東京以外の公演では、白川氏のチームが中心になって、ホテルの部屋にお弁当やビール、ソフトドリンクを差し入れた。
彼らが一言も不満をもらすことなく、ルールに従ったのは、演奏家としてのプロフェッショナル精神があってこそだろう。また、困難を乗り越えて演奏することに誇りと喜びを感じているからだろう。
私は、5日目となる11月10日の東京公演に出かけた。これまでウィーン・フィルが来日するたびに、長年にわたって聴いてきた。
休憩をはさんで、チャイコフスキーの交響曲第6番「悲愴」が演奏された。指揮は、ワレリー・ゲルギエフ氏である。
満席満場の拍手のなか、マスク姿の90名の楽団員があらわれ、自席に着いてマスクを外した。ソーシャルディスタンスなしの通常のオーケストラ配置である。
ディスタンスをとった演奏は、音楽のクオリティーに影響する。通常配置の演奏は、最高の音を届けたいという強烈なまでのプロ意識のあらわれであり、そのためにエアロゾル実験や定期的な検査など、やるべきことをやってきたのだ。
音の響きは、いつもと違うように感じられた。
「心への響き方が違っていたのかも」
白川氏は、次のように説明する。
「生の人間が演奏しているので、毎回、音は違っていると思うんです。演奏自体はいつもどおり、よかったんですけど、心への響き方が違っていたのかもしれません。
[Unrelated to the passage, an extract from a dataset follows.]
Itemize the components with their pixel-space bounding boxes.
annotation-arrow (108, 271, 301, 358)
お客さまの演奏に対する受け止め方が、より切実というか、深いというか、そういう感じはありましたね」
演奏が終わりを迎えると、ステージ明かりが少し絞られ、ゲルギエフ氏は団員とともに静かに目を閉じ、ウィーンのテロで亡くなった人とともに、コロナ禍で倒れた人への鎮魂を捧げた。
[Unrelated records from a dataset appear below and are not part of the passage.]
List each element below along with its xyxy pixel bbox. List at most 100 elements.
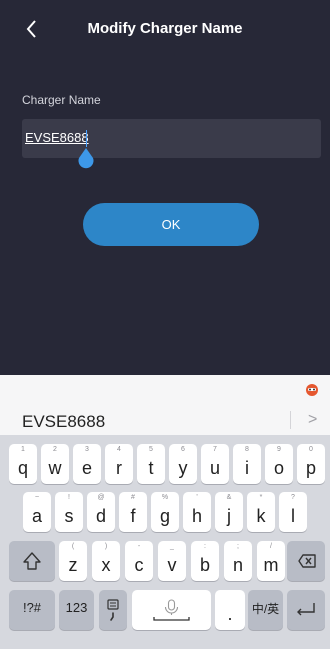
key-label: g xyxy=(159,506,170,526)
key-d[interactable]: @ d xyxy=(87,492,115,532)
key-p[interactable]: 0p xyxy=(297,444,325,484)
key-hint: ( xyxy=(71,543,75,550)
key-w[interactable]: 2w xyxy=(41,444,69,484)
clipboard-key[interactable] xyxy=(99,590,127,630)
page-title: Modify Charger Name xyxy=(87,20,243,37)
key-label: a xyxy=(31,506,42,526)
key-label: p xyxy=(305,458,316,478)
period-key[interactable]: . xyxy=(215,590,245,630)
key-i[interactable]: 8i xyxy=(233,444,261,484)
key-hint: _ xyxy=(170,543,174,550)
key-label: r xyxy=(116,458,122,478)
key-c[interactable]: -c xyxy=(125,541,153,581)
key-label: v xyxy=(167,555,177,575)
key-hint: 1 xyxy=(21,446,25,453)
app-screen: Modify Charger Name Charger Name EVSE868… xyxy=(0,0,330,375)
suggestion-item[interactable]: EVSE8688 xyxy=(22,412,105,432)
key-label: i xyxy=(245,458,249,478)
key-hint: & xyxy=(226,494,232,501)
key-label: q xyxy=(17,458,28,478)
space-key[interactable] xyxy=(132,590,211,630)
key-label: t xyxy=(148,458,154,478)
key-label: u xyxy=(209,458,220,478)
key-hint: ; xyxy=(237,543,239,550)
key-hint: 4 xyxy=(117,446,121,453)
key-label: f xyxy=(130,506,136,526)
key-label: j xyxy=(227,506,231,526)
key-hint: ! xyxy=(68,494,70,501)
key-label: x xyxy=(101,555,111,575)
key-label: y xyxy=(178,458,188,478)
key-label: o xyxy=(273,458,284,478)
suggestion-more-button[interactable]: > xyxy=(308,411,317,429)
key-label: l xyxy=(291,506,295,526)
key-l[interactable]: ? l xyxy=(279,492,307,532)
key-hint: 7 xyxy=(213,446,217,453)
key-hint: # xyxy=(131,494,135,501)
key-q[interactable]: 1q xyxy=(9,444,37,484)
shift-icon xyxy=(23,552,41,570)
key-label: n xyxy=(232,555,243,575)
text-caret xyxy=(86,130,87,147)
key-r[interactable]: 4r xyxy=(105,444,133,484)
key-hint: / xyxy=(270,543,272,550)
language-switch-key[interactable]: 中/英 xyxy=(248,590,283,630)
charger-name-input[interactable]: EVSE8688 xyxy=(22,119,321,169)
key-hint: - xyxy=(137,543,141,550)
key-hint: 6 xyxy=(181,446,185,453)
key-label: h xyxy=(191,506,202,526)
backspace-icon xyxy=(298,554,316,568)
key-hint: 3 xyxy=(85,446,89,453)
key-g[interactable]: % g xyxy=(151,492,179,532)
key-t[interactable]: 5t xyxy=(137,444,165,484)
key-hint: % xyxy=(161,494,169,501)
numbers-key[interactable]: 123 xyxy=(59,590,94,630)
key-s[interactable]: ! s xyxy=(55,492,83,532)
key-hint: 2 xyxy=(53,446,57,453)
key-u[interactable]: 7u xyxy=(201,444,229,484)
charger-name-label: Charger Name xyxy=(22,93,101,107)
key-hint: 0 xyxy=(309,446,313,453)
key-v[interactable]: _ v xyxy=(158,541,186,581)
emoji-icon[interactable] xyxy=(305,383,319,397)
key-hint: 9 xyxy=(277,446,281,453)
shift-key[interactable] xyxy=(9,541,55,581)
ok-button[interactable]: OK xyxy=(83,203,259,246)
key-j[interactable]: & j xyxy=(215,492,243,532)
key-k[interactable]: * k xyxy=(247,492,275,532)
enter-key[interactable] xyxy=(287,590,325,630)
key-hint: 5 xyxy=(149,446,153,453)
cursor-handle-icon[interactable] xyxy=(77,147,95,169)
key-y[interactable]: 6y xyxy=(169,444,197,484)
key-h[interactable]: ' h xyxy=(183,492,211,532)
key-hint: : xyxy=(204,543,206,550)
key-n[interactable]: ; n xyxy=(224,541,252,581)
key-m[interactable]: / m xyxy=(257,541,285,581)
key-hint: ? xyxy=(291,494,295,501)
key-hint: ' xyxy=(196,494,198,501)
key-label: k xyxy=(256,506,266,526)
key-label: s xyxy=(64,506,74,526)
key-hint: ) xyxy=(104,543,108,550)
key-e[interactable]: 3e xyxy=(73,444,101,484)
key-hint: * xyxy=(259,494,263,501)
key-label: z xyxy=(68,555,78,575)
microphone-icon xyxy=(153,599,190,621)
key-hint: @ xyxy=(97,494,105,501)
key-x[interactable]: ) x xyxy=(92,541,120,581)
key-hint: ~ xyxy=(34,494,40,501)
key-label: b xyxy=(199,555,210,575)
suggestion-bar: EVSE8688 > xyxy=(0,375,330,435)
backspace-key[interactable] xyxy=(287,541,325,581)
key-label: c xyxy=(134,555,144,575)
key-f[interactable]: # f xyxy=(119,492,147,532)
key-b[interactable]: :b xyxy=(191,541,219,581)
symbols-key[interactable]: !?# xyxy=(9,590,55,630)
key-a[interactable]: ~ a xyxy=(23,492,51,532)
keyboard: !?# 123 . 中/英 1 q 2 w 3 e 4 r 5 t 6 y 7 u 8 i 9 o 0 p ~ a! s @ d… xyxy=(0,435,330,649)
key-o[interactable]: 9o xyxy=(265,444,293,484)
key-label: e xyxy=(81,458,92,478)
key-label: m xyxy=(263,555,279,575)
key-z[interactable]: (z xyxy=(59,541,87,581)
enter-icon xyxy=(297,603,315,616)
そして、満場の拍手が湧き起こった。ゲルニエフ氏はしばし拍手を受け止めたあと、スッと背を向け、目に手をやった。
「いや、確かに泣いていましたね」と、白川氏はいう。「悲愴」は、ゲルギエフ氏の母国ロシアのものだ。特別な感慨があったに違いない。
ツアーは、11月14日の東京公演をもって、無事、終了した。海外のクラシック音楽サイトのBachtrackでは、めったにつかない5つ星の評価がついた。外国人記者たちは、「ミラクル」と評した。
ウィーン・フィルの来日公演は、コロナの拡大で影響を受けている世界の人びとへの力強いメッセージといえる。今夏の東京五輪・パラリンピックは、ウィーン・フィルの何十倍もの規模だ。多くの懸念が指摘され、世界中が見守る中で開催を進めるのであれば、こうした感染防止措置を関係各所でやりきらねばなるまい。